Day two, drain cheese and pat dry with paper towels. Place cheese in food processor and grind until it reaches consistency of cottage cheese. Set aside.
Spread phyllo dough out on baking sheet and cover with damp kitchen towel. Melt butter in saucepan over medium heat. Once melted, using sieve, take out white froth that floats to top. This will prevent butter from burning when baked. Substitute ghee/clarified butter to skip this step. Let butter cool slightly.
Preheat oven to 350 F.
Generously butter baking sheet and gently put two layers of phyllo dough on it. Using pastry brush, brush melted butter over every two phyllo layers (or between every layer if you want it super rich). Repeat six more times until you have 12 sheets of buttered phyllo.
Take crumbled cheese and spread atop phyllo layers.
Repeat process of layering rest of phyllo, making sure to brush last layer with butter or ghee as well.
Once all layers are assembled, score mutabbak with knife into either squares or diamonds.

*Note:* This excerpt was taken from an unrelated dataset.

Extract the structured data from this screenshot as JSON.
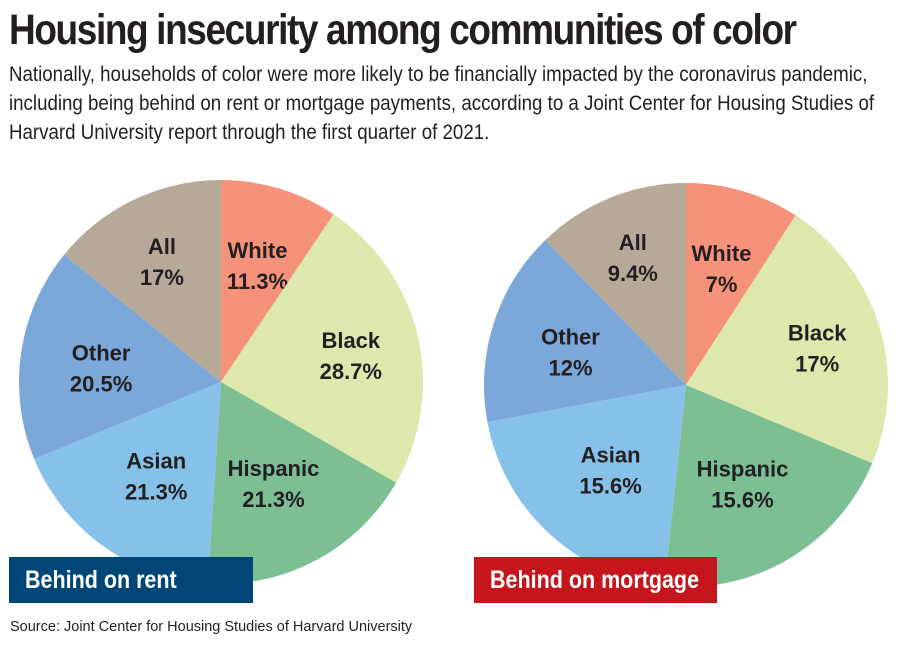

Bake 30 minutes, or until nicely browned on top.
In the meantime, combine sugar and water in saucepan on medium-high heat. Once it starts to boil, lower heat a bit and stir until sugar is dissolved and it starts to get syrupy, approximately 10 minutes. Let syrup cool, add lemon and/or rose water.
Once mutabbak is done baking, pour syrup over it immediately and garnish with nuts. Serve warm.